Complement (C') resistance is a major virulence determinant of Gram-negative bacteria (GNB). Although the basis of C' resistance has historically been intensively investigated, many features of the resistant phenotype remain elusive and have not been addressed in recent years, even though new molecular and microscopic techniques have yielded novel insights into the organisation of the outer membrane (OM). We will employ cutting-edge molecular, structural, biophysical and microscopy-based approaches to determine bacterial surface topography that defines C'-resistant pathogens. Resistance results from the capacity of target GNB to avoid deposition of terminal C' (C5b-9) complexes onto the OM by preventing C' pathway activation, degradation of early C' components or elaboration of an OM surface preventing insertion of C5b-9 into the bilayer. We will prepare high density transposon mutant libraries of Escherichia coli and Klebsiella pneumoniae C'-resistant isolates by Transposon Directed Insertion Sequencing (TraDIS) to determine gene products that contribute to the resistance phenotype. Mutants and complemented derivatives will be generated as determined by outcomes of TraDIS screens, to examine the contribution of individual gene products to resistance. Activation of C' by wild type and mutant surfaces will be examined by quantification of binding of early and late C' components and of C' inhibitor proteins. Spatiotemporal patterning of OM surface constituents will be determined by microscopic imaging of protein assemblies with novel fluorescent ligands, lipopolysaccharide and capsules with antibodies, hydrophobic regions susceptible to C5b-9 attack with fluorescent probes and C5b-9 neoepitopes with antibodies. Contour maps will be constructed to provide a detailed topography of the GNB surface. Mutants defective in synthesis of key resistance determinants will be examined in rodent models of systemic infection to determine their contribution to pathogenesis.

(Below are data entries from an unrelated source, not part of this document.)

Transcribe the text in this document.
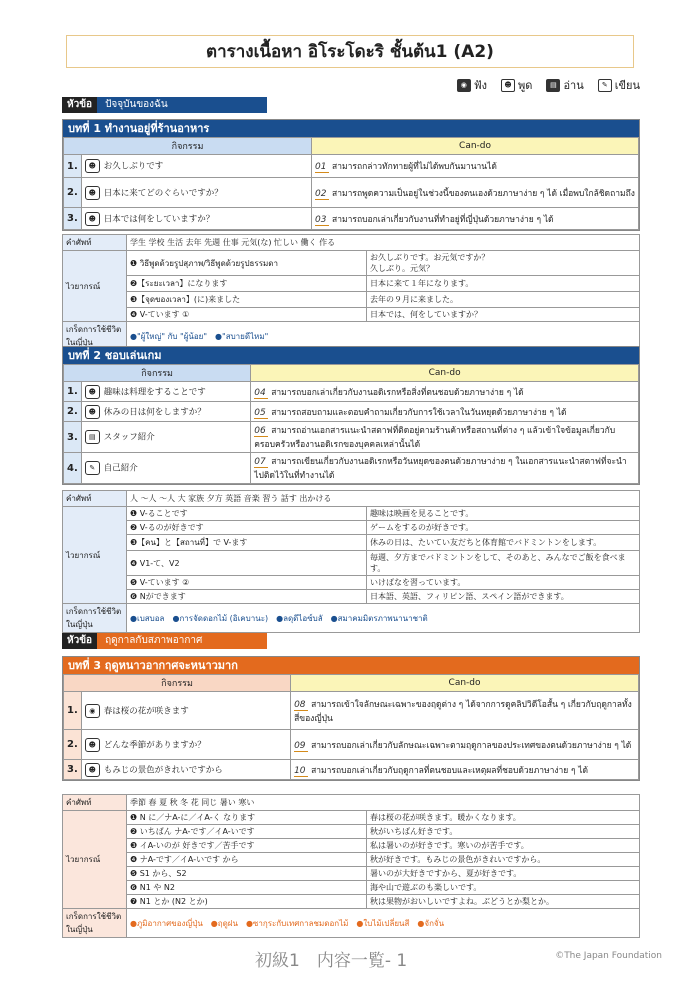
ตารางเนื้อหา อิโระโดะริ ชั้นต้น1 (A2)
◉ ฟัง	☻ พูด	▤ อ่าน	✎ เขียน
หัวข้อ	ปัจจุบันของฉัน
บทที่ 1 ทำงานอยู่ที่ร้านอาหาร
กิจกรรม		Can-do
1.	☻ お久しぶりです	01 สามารถกล่าวทักทายผู้ที่ไม่ได้พบกันมานานได้
2.	☻ 日本に来てどのぐらいですか？	02 สามารถพูดความเป็นอยู่ในช่วงนี้ของตนเองด้วยภาษาง่าย ๆ ได้ เมื่อพบใกล้ชิดถามถึง
3.	☻ 日本では何をしていますか？	03 สามารถบอกเล่าเกี่ยวกับงานที่ทำอยู่ที่ญี่ปุ่นด้วยภาษาง่าย ๆ ได้
คำศัพท์	学生 学校 生活 去年 先週 仕事 元気(な) 忙しい 働く 作る	
ไวยากรณ์	❶ วิธีพูดด้วยรูปสุภาพ/วิธีพูดด้วยรูปธรรมดา	お久しぶりです。お元気ですか？
久しぶり。元気？

	❷【ระยะเวลา】になります	日本に来て１年になります。
	❸【จุดของเวลา】(に)来ました	去年の９月に来ました。
	❹ V-ています ①	日本では、何をしていますか？
เกร็ดการใช้ชีวิตในญี่ปุ่น	●"ผู้ใหญ่" กับ "ผู้น้อย"　●"สบายดีไหม"	
บทที่ 2 ชอบเล่นเกม
กิจกรรม		Can-do
1.	☻ 趣味は料理をすることです	04 สามารถบอกเล่าเกี่ยวกับงานอดิเรกหรือสิ่งที่ตนชอบด้วยภาษาง่าย ๆ ได้
2.	☻ 休みの日は何をしますか？	05 สามารถสอบถามและตอบคำถามเกี่ยวกับการใช้เวลาในวันหยุดด้วยภาษาง่าย ๆ ได้
3.	▤ スタッフ紹介	06 สามารถอ่านเอกสารแนะนำสตาฟที่ติดอยู่ตามร้านค้าหรือสถานที่ต่าง ๆ แล้วเข้าใจข้อมูลเกี่ยวกับครอบครัวหรืองานอดิเรกของบุคคลเหล่านั้นได้
4.	✎ 自己紹介	07 สามารถเขียนเกี่ยวกับงานอดิเรกหรือวันหยุดของตนด้วยภาษาง่าย ๆ ในเอกสารแนะนำสตาฟที่จะนำไปติดไว้ในที่ทำงานได้
คำศัพท์	人 ～人 ～人 大 家族 夕方 英語 音楽 習う 話す 出かける	
ไวยากรณ์	❶ V-ることです	趣味は映画を見ることです。
	❷ V-るのが好きです	ゲームをするのが好きです。
	❸【คน】と【สถานที่】で V-ます	休みの日は、たいてい友だちと体育館でバドミントンをします。
	❹ V1-て、V2	毎週、夕方までバドミントンをして、そのあと、みんなでご飯を食べます。
	❺ V-ています ②	いけばなを習っています。
	❻ Nができます	日本語、英語、フィリピン語、スペイン語ができます。
เกร็ดการใช้ชีวิตในญี่ปุ่น	●เบสบอล　●การจัดดอกไม้ (อิเคบานะ)　●ลดุดีไอซ์บลั　●สมาคมมิตรภาพนานาชาติ	
หัวข้อ	ฤดูกาลกับสภาพอากาศ
บทที่ 3 ฤดูหนาวอากาศจะหนาวมาก
กิจกรรม		Can-do
1.	◉ 春は桜の花が咲きます	08 สามารถเข้าใจลักษณะเฉพาะของฤดูต่าง ๆ ได้จากการดูคลิปวิดีโอสั้น ๆ เกี่ยวกับฤดูกาลทั้งสี่ของญี่ปุ่น
2.	☻ どんな季節がありますか？	09 สามารถบอกเล่าเกี่ยวกับลักษณะเฉพาะตามฤดูกาลของประเทศของตนด้วยภาษาง่าย ๆ ได้
3.	☻ もみじの景色がきれいですから	10 สามารถบอกเล่าเกี่ยวกับฤดูกาลที่ตนชอบและเหตุผลที่ชอบด้วยภาษาง่าย ๆ ได้
คำศัพท์	季節 春 夏 秋 冬 花 同じ 暑い 寒い	
ไวยากรณ์	❶ N に／ナA-に／イA-く なります	春は桜の花が咲きます。暖かくなります。
	❷ いちばん ナA-です／イA-いです	秋がいちばん好きです。
	❸ イA-いのが 好きです／苦手です	私は暑いのが好きです。寒いのが苦手です。
	❹ ナA-です／イA-いです から	秋が好きです。もみじの景色がきれいですから。
	❺ S1 から、S2	暑いのが大好きですから、夏が好きです。
	❻ N1 や N2	海や山で遊ぶのも楽しいです。
	❼ N1 とか (N2 とか)	秋は果物がおいしいですよね。ぶどうとか梨とか。
เกร็ดการใช้ชีวิตในญี่ปุ่น	●ภูมิอากาศของญี่ปุ่น　●ฤดูฝน　●ซากุระกับเทศกาลชมดอกไม้　●ใบไม้เปลี่ยนสี　●จักจั่น	
初級1　内容一覧- 1	©The Japan Foundation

The laboratory of the PI, along with others, is searching for novel agents and new therapeutic paradigms for infections caused by highly drug resistant bacteria. He is particularly interested in ways to inhibit or counter the expression of macromolecules at the bacterial surface that confer resistance to the host's innate and immune defences. A more detailed understanding of the nature of bacterial surfaces may provide insights into ways to modify pathogens at the site of infection to allow immune defences to overwhelm the pathogen and prevent progression of the disease process. He and others have accumulated evidence that interruption of capsule expression leads to rapid and early cessation of Gram-positive and Gram-negative infections. There is growing interest in both academic and commercial laboratories to exploit such modalities that disarm the pathogen rather than just kill it, a process that runs the risk of selecting for drug resistant variants.
Data generated within the lifetime of the study will enhance the scientific knowledge base and make a major contribution towards understanding the fine detail of the contours of the Gram-negative surface. The proposal provides an opportunity for postdoctoral training in an interdisciplinary project involving two centres of excellence in infectious disease research and molecular microbiology. Successful candidates will be exposed to state-of-the-art techniques in molecular biology, single-cell imaging, fluorescence assays, flow cytometry and development of robust animal models of bacterial infection. PDRAs will be embedded in a laboratory with a focus on bacterial infections but also heavily involved in other research areas impacting on novel approaches to bacterial chemotherapy. This will provide an opportunity to interact with successful scientists in-house and to spend periods in each other's laboratory in this highly cooperative project. Thus, opportunities for cross-fertilisation of ideas and technologies are very high.